Nine poses in plastic, from ten in metal, I don't know what the tenth one was, I suspect a motor-cycle dispatch rider, a casualty of some kind or a sentry/ceremonial marcher? These were all themes in the US set of the same era. Prone firing - see comments, thanks Dave.

There are two generations with the British in plastic, the first taken from the hollow-casts with little change, although the bases where beefed-up and given the same marks as the early plastic Wild West from hollow-cast range; 'TIMPO ENGLAND' or 'TIMPO MADE IN ENGLAND' in the recess under the base of most - but not all - the figures. They also had a gloss finish. The later versions have a matt finish and the mark is now on the upper surface of the base (like the later 'solids' from Timpo), reading; 'MADE IN ENGLAND' only.

The above shots show older bases/figures top left, and - from the top; left, right and centre of the right-hand pictures, with bottom left being the newer version, along with right, left, right of the smaller images. The left-hand figure in the bottom-right image is the hollow-cast original with the drain-hole showing in the helmet.

A couple of line-ups; Above being the earlier set in  a glossy plastic with gloss paint and the deeper bases. it can be seen that a couple of the figures don't have the deeper bases, but rather have the original 'puddle' of their hollow-cast brethren. The kneeling shooter has no base, as per the original and in contrast to the US GI's, where all the kneeling figures taken into the plastic range were given an additional base.

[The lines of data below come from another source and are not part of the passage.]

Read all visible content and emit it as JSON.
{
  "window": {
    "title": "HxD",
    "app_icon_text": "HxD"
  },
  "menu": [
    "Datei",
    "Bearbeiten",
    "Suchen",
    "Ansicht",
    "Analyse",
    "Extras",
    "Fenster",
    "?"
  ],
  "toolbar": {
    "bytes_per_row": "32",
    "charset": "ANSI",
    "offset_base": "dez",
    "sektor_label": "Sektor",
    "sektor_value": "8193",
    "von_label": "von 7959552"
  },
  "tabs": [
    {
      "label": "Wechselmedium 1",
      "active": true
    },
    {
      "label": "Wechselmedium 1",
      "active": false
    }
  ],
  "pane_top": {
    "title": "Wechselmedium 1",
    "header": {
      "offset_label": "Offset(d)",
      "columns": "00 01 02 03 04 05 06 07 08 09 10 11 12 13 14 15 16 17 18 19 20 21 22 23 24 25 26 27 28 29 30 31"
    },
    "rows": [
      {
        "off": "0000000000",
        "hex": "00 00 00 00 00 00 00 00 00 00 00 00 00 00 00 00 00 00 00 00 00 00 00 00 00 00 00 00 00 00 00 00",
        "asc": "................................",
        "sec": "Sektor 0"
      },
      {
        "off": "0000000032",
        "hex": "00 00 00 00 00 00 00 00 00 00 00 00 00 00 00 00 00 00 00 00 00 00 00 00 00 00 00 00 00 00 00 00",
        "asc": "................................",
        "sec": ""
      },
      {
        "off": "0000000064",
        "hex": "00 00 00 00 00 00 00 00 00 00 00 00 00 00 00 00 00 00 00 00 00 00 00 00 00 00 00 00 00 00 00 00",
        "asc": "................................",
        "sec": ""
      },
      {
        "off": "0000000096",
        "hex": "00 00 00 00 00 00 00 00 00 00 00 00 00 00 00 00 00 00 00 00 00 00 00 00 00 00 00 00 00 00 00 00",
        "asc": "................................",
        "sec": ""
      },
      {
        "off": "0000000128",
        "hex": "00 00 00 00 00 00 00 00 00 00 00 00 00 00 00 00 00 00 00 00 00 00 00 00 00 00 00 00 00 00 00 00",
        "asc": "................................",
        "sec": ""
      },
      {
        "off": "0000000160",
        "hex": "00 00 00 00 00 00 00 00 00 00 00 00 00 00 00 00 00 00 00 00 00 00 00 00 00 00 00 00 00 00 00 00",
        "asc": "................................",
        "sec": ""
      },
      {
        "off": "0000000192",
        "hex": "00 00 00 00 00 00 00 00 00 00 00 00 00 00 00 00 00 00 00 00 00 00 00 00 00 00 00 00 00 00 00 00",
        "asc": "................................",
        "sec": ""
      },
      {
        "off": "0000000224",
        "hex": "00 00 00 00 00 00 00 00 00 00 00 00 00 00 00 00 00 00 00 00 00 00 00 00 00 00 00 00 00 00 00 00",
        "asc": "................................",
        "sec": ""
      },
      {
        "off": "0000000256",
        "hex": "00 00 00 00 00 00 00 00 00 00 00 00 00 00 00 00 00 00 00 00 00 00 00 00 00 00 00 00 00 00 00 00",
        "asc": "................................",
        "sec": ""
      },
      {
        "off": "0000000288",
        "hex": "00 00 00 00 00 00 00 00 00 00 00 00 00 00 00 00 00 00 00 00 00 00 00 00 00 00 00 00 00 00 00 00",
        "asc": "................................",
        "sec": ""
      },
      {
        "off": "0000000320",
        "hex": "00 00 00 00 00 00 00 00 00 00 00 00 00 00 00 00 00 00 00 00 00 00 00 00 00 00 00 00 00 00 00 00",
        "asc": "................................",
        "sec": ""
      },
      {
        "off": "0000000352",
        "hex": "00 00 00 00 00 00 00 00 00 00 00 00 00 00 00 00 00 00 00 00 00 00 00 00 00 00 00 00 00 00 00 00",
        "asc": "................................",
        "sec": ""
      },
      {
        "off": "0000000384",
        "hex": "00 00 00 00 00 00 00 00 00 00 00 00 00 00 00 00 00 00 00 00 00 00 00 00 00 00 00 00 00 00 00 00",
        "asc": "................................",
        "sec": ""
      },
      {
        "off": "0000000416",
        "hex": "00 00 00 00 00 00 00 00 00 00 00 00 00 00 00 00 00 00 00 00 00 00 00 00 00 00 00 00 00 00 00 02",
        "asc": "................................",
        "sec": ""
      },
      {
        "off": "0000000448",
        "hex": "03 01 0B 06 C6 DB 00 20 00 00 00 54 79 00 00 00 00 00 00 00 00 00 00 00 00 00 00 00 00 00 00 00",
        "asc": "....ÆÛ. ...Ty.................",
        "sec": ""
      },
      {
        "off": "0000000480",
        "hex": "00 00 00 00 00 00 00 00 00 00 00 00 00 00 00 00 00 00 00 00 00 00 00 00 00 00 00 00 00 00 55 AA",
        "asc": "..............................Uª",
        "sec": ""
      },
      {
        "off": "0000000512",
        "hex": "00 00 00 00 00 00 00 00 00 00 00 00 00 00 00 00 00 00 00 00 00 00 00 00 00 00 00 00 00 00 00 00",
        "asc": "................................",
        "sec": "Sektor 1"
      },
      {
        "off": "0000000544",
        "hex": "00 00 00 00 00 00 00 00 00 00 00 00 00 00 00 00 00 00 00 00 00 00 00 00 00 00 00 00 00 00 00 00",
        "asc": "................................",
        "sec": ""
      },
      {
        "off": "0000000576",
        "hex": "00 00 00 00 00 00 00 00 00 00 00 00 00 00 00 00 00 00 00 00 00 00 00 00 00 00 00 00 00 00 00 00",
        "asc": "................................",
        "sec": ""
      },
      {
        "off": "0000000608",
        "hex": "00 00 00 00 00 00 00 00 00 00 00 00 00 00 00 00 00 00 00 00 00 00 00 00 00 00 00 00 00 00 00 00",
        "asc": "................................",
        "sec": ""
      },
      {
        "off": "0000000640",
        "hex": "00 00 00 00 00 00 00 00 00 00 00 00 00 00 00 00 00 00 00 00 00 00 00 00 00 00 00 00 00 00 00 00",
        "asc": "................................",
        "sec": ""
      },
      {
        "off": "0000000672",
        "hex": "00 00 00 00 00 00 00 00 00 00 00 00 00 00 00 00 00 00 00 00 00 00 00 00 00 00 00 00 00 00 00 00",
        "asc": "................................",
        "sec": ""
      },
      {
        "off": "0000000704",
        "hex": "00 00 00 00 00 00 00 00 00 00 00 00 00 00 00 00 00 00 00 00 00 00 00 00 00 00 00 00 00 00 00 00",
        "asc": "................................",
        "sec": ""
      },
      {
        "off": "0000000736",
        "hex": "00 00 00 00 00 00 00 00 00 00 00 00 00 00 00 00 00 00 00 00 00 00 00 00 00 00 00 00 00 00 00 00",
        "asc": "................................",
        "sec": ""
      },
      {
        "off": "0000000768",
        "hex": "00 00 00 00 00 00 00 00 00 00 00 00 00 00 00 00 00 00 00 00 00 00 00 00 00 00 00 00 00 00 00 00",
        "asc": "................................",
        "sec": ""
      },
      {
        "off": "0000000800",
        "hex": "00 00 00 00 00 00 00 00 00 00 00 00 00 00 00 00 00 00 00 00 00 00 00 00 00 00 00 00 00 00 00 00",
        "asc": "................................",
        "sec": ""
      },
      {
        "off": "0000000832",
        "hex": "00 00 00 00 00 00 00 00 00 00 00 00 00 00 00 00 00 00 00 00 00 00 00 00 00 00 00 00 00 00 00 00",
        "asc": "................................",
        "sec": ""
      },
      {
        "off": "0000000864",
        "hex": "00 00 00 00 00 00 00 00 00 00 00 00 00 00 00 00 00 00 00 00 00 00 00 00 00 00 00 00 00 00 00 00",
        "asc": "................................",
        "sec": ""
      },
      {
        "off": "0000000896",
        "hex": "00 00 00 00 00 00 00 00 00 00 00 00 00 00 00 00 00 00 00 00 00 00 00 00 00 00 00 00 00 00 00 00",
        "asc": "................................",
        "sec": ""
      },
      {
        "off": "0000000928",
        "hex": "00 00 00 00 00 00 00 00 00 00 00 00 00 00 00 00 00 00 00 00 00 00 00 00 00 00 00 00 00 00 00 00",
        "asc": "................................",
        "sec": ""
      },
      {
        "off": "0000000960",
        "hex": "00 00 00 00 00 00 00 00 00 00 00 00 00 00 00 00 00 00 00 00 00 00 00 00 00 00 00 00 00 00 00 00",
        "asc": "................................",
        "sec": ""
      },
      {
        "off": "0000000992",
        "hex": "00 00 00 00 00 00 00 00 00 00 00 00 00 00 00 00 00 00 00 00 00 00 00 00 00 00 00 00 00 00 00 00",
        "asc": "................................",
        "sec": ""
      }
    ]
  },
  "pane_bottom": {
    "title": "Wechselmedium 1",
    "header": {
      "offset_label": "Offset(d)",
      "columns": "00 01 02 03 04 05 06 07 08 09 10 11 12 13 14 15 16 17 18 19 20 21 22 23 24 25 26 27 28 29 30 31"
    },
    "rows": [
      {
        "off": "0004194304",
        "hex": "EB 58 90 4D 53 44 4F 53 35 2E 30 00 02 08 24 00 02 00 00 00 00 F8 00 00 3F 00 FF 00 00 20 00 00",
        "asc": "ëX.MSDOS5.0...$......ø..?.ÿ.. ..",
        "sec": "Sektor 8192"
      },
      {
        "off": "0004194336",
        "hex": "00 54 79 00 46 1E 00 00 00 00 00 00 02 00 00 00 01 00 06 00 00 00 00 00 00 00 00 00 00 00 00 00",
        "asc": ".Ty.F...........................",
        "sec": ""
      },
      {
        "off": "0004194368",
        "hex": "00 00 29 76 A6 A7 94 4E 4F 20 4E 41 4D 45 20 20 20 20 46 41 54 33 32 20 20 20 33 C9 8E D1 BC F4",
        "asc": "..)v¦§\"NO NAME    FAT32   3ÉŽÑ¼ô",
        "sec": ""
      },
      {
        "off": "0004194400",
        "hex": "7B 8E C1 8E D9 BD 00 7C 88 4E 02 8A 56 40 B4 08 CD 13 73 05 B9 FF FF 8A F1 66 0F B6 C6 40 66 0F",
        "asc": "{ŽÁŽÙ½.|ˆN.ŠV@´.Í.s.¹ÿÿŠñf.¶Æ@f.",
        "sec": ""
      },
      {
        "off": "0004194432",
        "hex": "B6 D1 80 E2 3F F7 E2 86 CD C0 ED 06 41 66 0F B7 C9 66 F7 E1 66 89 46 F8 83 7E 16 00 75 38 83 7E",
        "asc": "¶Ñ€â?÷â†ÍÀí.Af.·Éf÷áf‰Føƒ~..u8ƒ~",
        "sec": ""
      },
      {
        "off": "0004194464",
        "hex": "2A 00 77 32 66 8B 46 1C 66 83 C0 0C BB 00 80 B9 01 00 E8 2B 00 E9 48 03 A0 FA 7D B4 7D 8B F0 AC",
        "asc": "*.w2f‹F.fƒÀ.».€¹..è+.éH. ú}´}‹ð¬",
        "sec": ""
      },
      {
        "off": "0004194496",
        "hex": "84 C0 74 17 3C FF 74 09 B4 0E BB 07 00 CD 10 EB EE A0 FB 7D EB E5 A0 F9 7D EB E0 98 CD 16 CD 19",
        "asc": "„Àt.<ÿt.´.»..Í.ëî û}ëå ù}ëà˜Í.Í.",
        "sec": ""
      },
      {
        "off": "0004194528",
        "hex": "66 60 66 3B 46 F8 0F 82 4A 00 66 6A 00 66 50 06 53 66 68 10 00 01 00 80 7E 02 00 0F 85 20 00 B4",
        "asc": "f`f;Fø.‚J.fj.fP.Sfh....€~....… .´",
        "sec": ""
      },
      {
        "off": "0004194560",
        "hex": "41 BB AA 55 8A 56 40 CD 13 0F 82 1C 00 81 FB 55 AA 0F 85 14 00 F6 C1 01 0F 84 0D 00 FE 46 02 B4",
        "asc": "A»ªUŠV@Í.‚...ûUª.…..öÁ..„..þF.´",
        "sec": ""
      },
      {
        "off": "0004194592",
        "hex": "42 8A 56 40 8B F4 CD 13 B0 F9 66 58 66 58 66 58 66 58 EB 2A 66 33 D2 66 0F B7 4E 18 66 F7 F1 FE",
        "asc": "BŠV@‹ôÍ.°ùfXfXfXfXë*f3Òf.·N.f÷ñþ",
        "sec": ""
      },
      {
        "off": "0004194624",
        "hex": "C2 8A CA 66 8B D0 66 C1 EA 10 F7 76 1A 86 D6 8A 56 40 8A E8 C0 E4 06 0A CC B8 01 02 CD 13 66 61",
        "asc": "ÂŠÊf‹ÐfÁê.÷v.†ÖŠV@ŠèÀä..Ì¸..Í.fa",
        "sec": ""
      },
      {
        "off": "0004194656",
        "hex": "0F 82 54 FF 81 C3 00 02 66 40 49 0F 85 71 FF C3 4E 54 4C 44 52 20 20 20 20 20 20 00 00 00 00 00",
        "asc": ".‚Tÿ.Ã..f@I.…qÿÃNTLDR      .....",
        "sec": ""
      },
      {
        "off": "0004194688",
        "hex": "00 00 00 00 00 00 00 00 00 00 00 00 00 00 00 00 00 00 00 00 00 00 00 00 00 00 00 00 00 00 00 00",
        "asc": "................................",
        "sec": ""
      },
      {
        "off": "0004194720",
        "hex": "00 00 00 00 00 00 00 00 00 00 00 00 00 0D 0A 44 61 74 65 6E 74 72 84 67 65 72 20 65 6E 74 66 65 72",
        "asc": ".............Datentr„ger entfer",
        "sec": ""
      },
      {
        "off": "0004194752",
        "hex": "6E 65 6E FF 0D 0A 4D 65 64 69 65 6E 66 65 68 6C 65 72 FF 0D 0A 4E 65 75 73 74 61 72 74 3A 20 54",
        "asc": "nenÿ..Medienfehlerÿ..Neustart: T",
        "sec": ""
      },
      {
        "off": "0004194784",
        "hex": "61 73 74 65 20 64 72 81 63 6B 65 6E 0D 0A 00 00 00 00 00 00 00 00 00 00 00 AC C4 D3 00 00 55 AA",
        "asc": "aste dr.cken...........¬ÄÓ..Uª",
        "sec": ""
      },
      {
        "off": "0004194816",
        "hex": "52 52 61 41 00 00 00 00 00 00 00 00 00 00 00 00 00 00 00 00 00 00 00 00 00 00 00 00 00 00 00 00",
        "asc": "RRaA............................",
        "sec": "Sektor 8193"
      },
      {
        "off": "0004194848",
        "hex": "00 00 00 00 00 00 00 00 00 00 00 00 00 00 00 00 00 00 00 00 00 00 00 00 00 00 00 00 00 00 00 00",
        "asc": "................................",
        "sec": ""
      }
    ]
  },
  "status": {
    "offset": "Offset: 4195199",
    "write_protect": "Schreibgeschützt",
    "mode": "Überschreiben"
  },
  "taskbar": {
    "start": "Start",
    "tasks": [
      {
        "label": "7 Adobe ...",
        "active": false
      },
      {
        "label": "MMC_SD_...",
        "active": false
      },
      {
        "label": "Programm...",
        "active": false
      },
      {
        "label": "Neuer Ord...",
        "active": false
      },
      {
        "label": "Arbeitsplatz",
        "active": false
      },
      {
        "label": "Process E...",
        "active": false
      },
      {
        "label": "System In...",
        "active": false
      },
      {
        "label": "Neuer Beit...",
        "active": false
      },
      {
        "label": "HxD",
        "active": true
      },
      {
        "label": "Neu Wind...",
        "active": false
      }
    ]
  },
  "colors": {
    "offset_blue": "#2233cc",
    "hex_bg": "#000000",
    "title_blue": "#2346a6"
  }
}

The lower group are the second versions, they are matt-finished, and the plastic has added chalk to help the paint adhere, as a result these suffer far more from brittleness than the earlier set. They've now all got the larger base with the upper-surface marking, even the chap steadying himself on a substantial rock...a really nice pose as well, by the way! I haven't tracked-down a kneeling firer from this second batch, so don't know if he got a base, he may not have been kept, I believe some sources think the second set only went to 8 poses (?), although I would drop the crawling guy if I had to drop one...

From left to right on both images; lead hollow-cast original, intermediate glossy plastic and final incarnation in the matt scheme. Note how time also lowers the quality of the painting from 7-colours, to 5, to only 3, with the gaiters, bayonet frog, chin-strap and eventually waist-belt & yolk falling by the wayside.

It goes some way to explaining why the old hollow-cast collectors always viewed plastics people with a little pity, the figure on the right is but a shadow of the figure on the left. A mass-produced plastic 'scrap' with a stab-and-hope paint job in three colours, as opposed to a figure hand-cast from a scoop of molten-lead - a carefully measured scoop by an experienced eye, hand-finished (fettled) and hand-painted to a high degree!